Gabriel

G abriel semble être un jeune homme comme les autres. Cet étudiant aux beaux-arts aime faire la fête, ne crache pas sur un petit joint de temps en temps... Rien que de très banal. Mais il lui arrive de surprendre des silhouettes qui paraissent le surveiller. Il saisit des bribes de conversations qui le concernent, sans qu'il puisse distinguer d'où elles proviennent.

Il souffre de schizophrénie.

Lorsque les symptômes empirent, il est pris en charge par les services psychiatriques et commence pour lui une lente descente aux enfers, à jongler entre des traitements qui le soulagent mais l'assomment ou essayer de gérer lui-même ses hallucinations, quitte à basculer.

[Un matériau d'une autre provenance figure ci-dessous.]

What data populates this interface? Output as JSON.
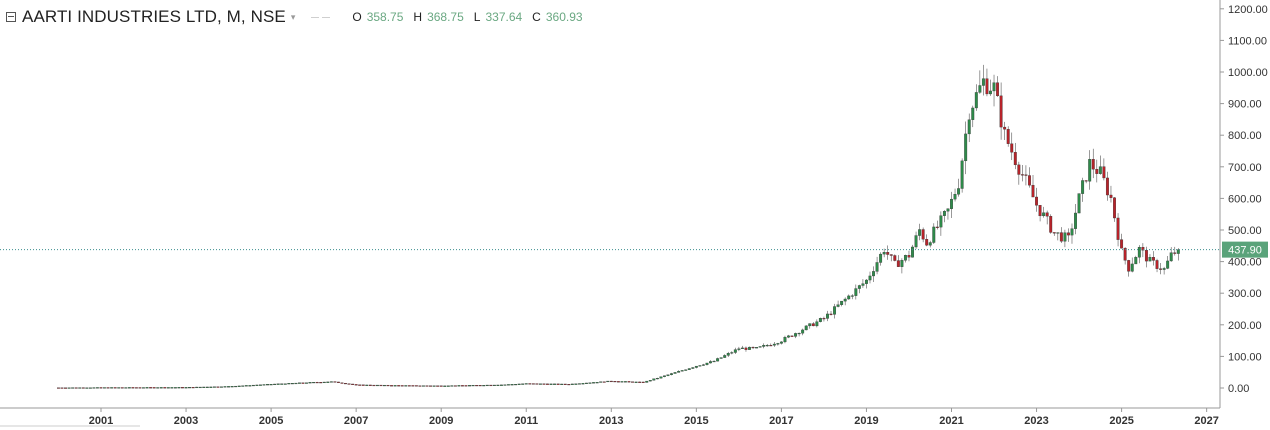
{
  "legend": {
    "symbol": "AARTI INDUSTRIES LTD, M, NSE",
    "open_label": "O",
    "open": "358.75",
    "high_label": "H",
    "high": "368.75",
    "low_label": "L",
    "low": "337.64",
    "close_label": "C",
    "close": "360.93"
  },
  "colors": {
    "up": "#2e8b4a",
    "down": "#b8232a",
    "price_line": "#3d8f8f",
    "price_label_bg": "#5aa37a",
    "grid_axis": "#999999"
  },
  "chart_data": {
    "type": "candlestick",
    "title": "AARTI INDUSTRIES LTD, M, NSE",
    "interval": "monthly",
    "exchange": "NSE",
    "xlabel": "",
    "ylabel": "",
    "x_ticks": [
      "2001",
      "2003",
      "2005",
      "2007",
      "2009",
      "2011",
      "2013",
      "2015",
      "2017",
      "2019",
      "2021",
      "2023",
      "2025",
      "2027"
    ],
    "y_ticks": [
      "0.00",
      "100.00",
      "200.00",
      "300.00",
      "400.00",
      "500.00",
      "600.00",
      "700.00",
      "800.00",
      "900.00",
      "1000.00",
      "1100.00",
      "1200.00"
    ],
    "ylim": [
      0,
      1200
    ],
    "xlim": [
      "2000-01",
      "2027-06"
    ],
    "y_axis_position": "right",
    "grid": false,
    "current_price": "437.90",
    "price_path": [
      [
        "2000-01",
        1
      ],
      [
        "2003-01",
        2
      ],
      [
        "2004-01",
        5
      ],
      [
        "2005-01",
        12
      ],
      [
        "2006-01",
        18
      ],
      [
        "2006-06",
        20
      ],
      [
        "2007-01",
        10
      ],
      [
        "2008-01",
        8
      ],
      [
        "2009-01",
        7
      ],
      [
        "2010-06",
        10
      ],
      [
        "2011-01",
        14
      ],
      [
        "2012-01",
        12
      ],
      [
        "2013-01",
        22
      ],
      [
        "2013-10",
        18
      ],
      [
        "2014-06",
        45
      ],
      [
        "2015-01",
        70
      ],
      [
        "2015-06",
        85
      ],
      [
        "2016-01",
        125
      ],
      [
        "2016-06",
        125
      ],
      [
        "2017-01",
        150
      ],
      [
        "2017-06",
        180
      ],
      [
        "2018-01",
        220
      ],
      [
        "2018-06",
        270
      ],
      [
        "2019-01",
        340
      ],
      [
        "2019-06",
        440
      ],
      [
        "2019-09",
        390
      ],
      [
        "2020-01",
        420
      ],
      [
        "2020-04",
        500
      ],
      [
        "2020-06",
        460
      ],
      [
        "2020-12",
        560
      ],
      [
        "2021-03",
        650
      ],
      [
        "2021-06",
        880
      ],
      [
        "2021-10",
        970
      ],
      [
        "2022-01",
        950
      ],
      [
        "2022-04",
        800
      ],
      [
        "2022-08",
        700
      ],
      [
        "2023-01",
        580
      ],
      [
        "2023-06",
        490
      ],
      [
        "2023-10",
        470
      ],
      [
        "2024-01",
        600
      ],
      [
        "2024-04",
        710
      ],
      [
        "2024-07",
        680
      ],
      [
        "2024-10",
        600
      ],
      [
        "2025-01",
        430
      ],
      [
        "2025-03",
        380
      ],
      [
        "2025-06",
        440
      ],
      [
        "2025-09",
        400
      ],
      [
        "2026-01",
        375
      ],
      [
        "2026-03",
        420
      ],
      [
        "2026-05",
        438
      ]
    ]
  }
}
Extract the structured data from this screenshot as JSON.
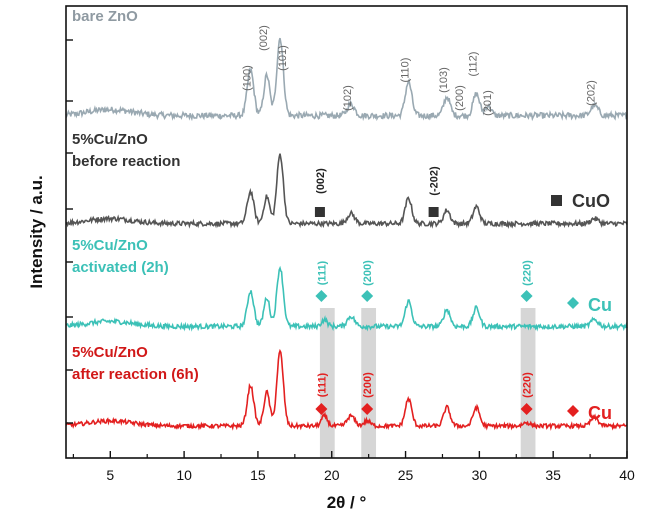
{
  "chart_data": {
    "type": "line",
    "title": "",
    "xlabel": "2θ / °",
    "ylabel": "Intensity / a.u.",
    "xlim": [
      2,
      40
    ],
    "x_ticks": [
      5,
      10,
      15,
      20,
      25,
      30,
      35,
      40
    ],
    "x_tick_labels": [
      "5",
      "10",
      "15",
      "20",
      "25",
      "30",
      "35",
      "40"
    ],
    "y_tick_labels_visible": false,
    "grid": false,
    "highlight_bands_2theta": [
      [
        19.2,
        20.2
      ],
      [
        22.0,
        23.0
      ],
      [
        32.8,
        33.8
      ]
    ],
    "series": [
      {
        "id": "bare",
        "label_lines": [
          "bare ZnO"
        ],
        "color": "#9aa9b2",
        "label_color": "#8f9aa2",
        "baseline": 1.0,
        "noise": 0.09,
        "peaks": [
          {
            "x": 5.0,
            "h": 0.18,
            "w": 1.5
          },
          {
            "x": 14.5,
            "h": 1.35,
            "w": 0.22
          },
          {
            "x": 15.6,
            "h": 1.2,
            "w": 0.2
          },
          {
            "x": 16.5,
            "h": 2.3,
            "w": 0.22
          },
          {
            "x": 21.3,
            "h": 0.35,
            "w": 0.25
          },
          {
            "x": 25.2,
            "h": 1.0,
            "w": 0.22
          },
          {
            "x": 27.8,
            "h": 0.55,
            "w": 0.22
          },
          {
            "x": 29.8,
            "h": 0.65,
            "w": 0.22
          },
          {
            "x": 30.6,
            "h": 0.3,
            "w": 0.2
          },
          {
            "x": 37.8,
            "h": 0.3,
            "w": 0.25
          }
        ],
        "reflections": [
          {
            "x": 14.5,
            "label": "(100)"
          },
          {
            "x": 15.6,
            "label": "(002)"
          },
          {
            "x": 16.9,
            "label": "(101)"
          },
          {
            "x": 21.3,
            "label": "(102)"
          },
          {
            "x": 25.2,
            "label": "(110)"
          },
          {
            "x": 27.8,
            "label": "(103)"
          },
          {
            "x": 28.9,
            "label": "(200)"
          },
          {
            "x": 29.8,
            "label": "(112)"
          },
          {
            "x": 30.8,
            "label": "(201)"
          },
          {
            "x": 37.8,
            "label": "(202)"
          }
        ],
        "reference_label": ""
      },
      {
        "id": "before",
        "label_lines": [
          "5%Cu/ZnO",
          "before reaction"
        ],
        "color": "#555555",
        "label_color": "#333333",
        "baseline": 3.95,
        "noise": 0.07,
        "peaks": [
          {
            "x": 5.0,
            "h": 0.15,
            "w": 1.5
          },
          {
            "x": 14.5,
            "h": 0.95,
            "w": 0.22
          },
          {
            "x": 15.6,
            "h": 0.8,
            "w": 0.2
          },
          {
            "x": 16.5,
            "h": 2.05,
            "w": 0.22
          },
          {
            "x": 21.3,
            "h": 0.3,
            "w": 0.25
          },
          {
            "x": 25.2,
            "h": 0.75,
            "w": 0.22
          },
          {
            "x": 27.8,
            "h": 0.4,
            "w": 0.22
          },
          {
            "x": 29.8,
            "h": 0.5,
            "w": 0.22
          },
          {
            "x": 37.8,
            "h": 0.15,
            "w": 0.25
          }
        ],
        "reflections": [
          {
            "x": 19.2,
            "label": "(002)"
          },
          {
            "x": 26.9,
            "label": "(-202)"
          }
        ],
        "reference_label": "CuO"
      },
      {
        "id": "activated",
        "label_lines": [
          "5%Cu/ZnO",
          "activated (2h)"
        ],
        "color": "#3cc1b7",
        "label_color": "#3cc1b7",
        "baseline": 6.9,
        "noise": 0.07,
        "peaks": [
          {
            "x": 5.0,
            "h": 0.15,
            "w": 1.5
          },
          {
            "x": 14.5,
            "h": 1.05,
            "w": 0.22
          },
          {
            "x": 15.6,
            "h": 0.85,
            "w": 0.2
          },
          {
            "x": 16.5,
            "h": 1.75,
            "w": 0.22
          },
          {
            "x": 19.5,
            "h": 0.2,
            "w": 0.2
          },
          {
            "x": 21.3,
            "h": 0.3,
            "w": 0.25
          },
          {
            "x": 25.2,
            "h": 0.75,
            "w": 0.22
          },
          {
            "x": 27.8,
            "h": 0.5,
            "w": 0.22
          },
          {
            "x": 29.8,
            "h": 0.55,
            "w": 0.22
          },
          {
            "x": 37.8,
            "h": 0.2,
            "w": 0.25
          }
        ],
        "reflections": [
          {
            "x": 19.3,
            "label": "(111)"
          },
          {
            "x": 22.4,
            "label": "(200)"
          },
          {
            "x": 33.2,
            "label": "(220)"
          }
        ],
        "reference_label": "Cu"
      },
      {
        "id": "after",
        "label_lines": [
          "5%Cu/ZnO",
          "after reaction (6h)"
        ],
        "color": "#e32020",
        "label_color": "#d11818",
        "baseline": 9.85,
        "noise": 0.06,
        "peaks": [
          {
            "x": 5.0,
            "h": 0.15,
            "w": 1.5
          },
          {
            "x": 14.5,
            "h": 1.2,
            "w": 0.22
          },
          {
            "x": 15.6,
            "h": 1.0,
            "w": 0.2
          },
          {
            "x": 16.5,
            "h": 2.2,
            "w": 0.22
          },
          {
            "x": 19.5,
            "h": 0.3,
            "w": 0.2
          },
          {
            "x": 21.3,
            "h": 0.3,
            "w": 0.25
          },
          {
            "x": 22.4,
            "h": 0.15,
            "w": 0.22
          },
          {
            "x": 25.2,
            "h": 0.8,
            "w": 0.22
          },
          {
            "x": 27.8,
            "h": 0.55,
            "w": 0.22
          },
          {
            "x": 29.8,
            "h": 0.55,
            "w": 0.22
          },
          {
            "x": 33.2,
            "h": 0.1,
            "w": 0.25
          },
          {
            "x": 37.8,
            "h": 0.25,
            "w": 0.25
          }
        ],
        "reflections": [
          {
            "x": 19.3,
            "label": "(111)"
          },
          {
            "x": 22.4,
            "label": "(200)"
          },
          {
            "x": 33.2,
            "label": "(220)"
          }
        ],
        "reference_label": "Cu"
      }
    ]
  }
}
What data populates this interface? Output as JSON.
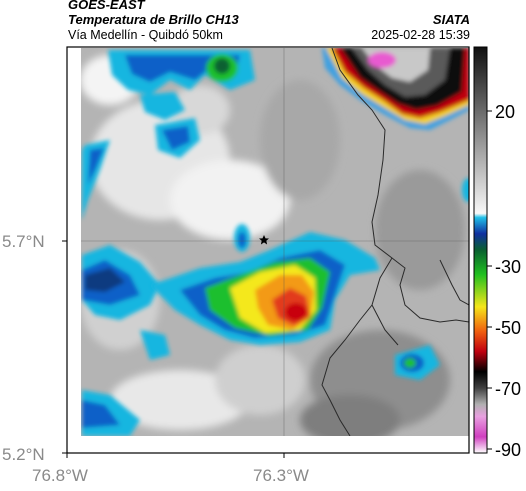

La maladie mentale reste un sujet délicat. Elle reste rarement abordée dans la bande dessinée, ou simplement comme un alibi pour une intrigue et pas pour ce qu'elle est fondamentalement. L'auteur, Emmanuel Temps, dont c'est le premier livre, tente de décrire les mécanismes destructeurs qui sont à l’œuvre et de les raconter par l'intermédiaire de celui qui en souffre : son frère aîné. Au fil des pages, il décrit les carences du système de santé. Obtenir un bon traitement relève pratiquement de la loterie. Certains médecins sont ouverts aux thérapies modernes, alors qu'une majorité reste fidèle à une prise en charge "qui a fait ses preuves" à coups de camisole chimique et d'internement, au mépris la détresse des patients.

Cet album ne se veut pas un ouvrage militant. C'est avant tout un hommage rendu à un proche qui s'est débattu avec cette pathologie. C'est aussi un rappel plus discret de l'impact sur les familles, impuissantes et perdues. Le propos est pudique, digne et utile parce qu'il rappelle que, contrairement aux idées reçues, le plus grand danger n'est pas pour les autres, mais bien pour la personne souffrant de ce trouble. Reste qu'au-delà d'une démarche louable, l'ensemble paraît parfois un peu scolaire. S'il est évident que l'auteur voulait à tout prix éviter de sombrer dans le pathos, il tombe parfois dans l'excès inverse. Sa proximité avec le sujet explique certainement la difficulté à conserver la bonne distance. Gabriel est tout en pudeur, touchant dans sa manière subtile d'intégrer des toiles peintes par le personnage principal, mais trop lisse et propre pour convaincre totalement.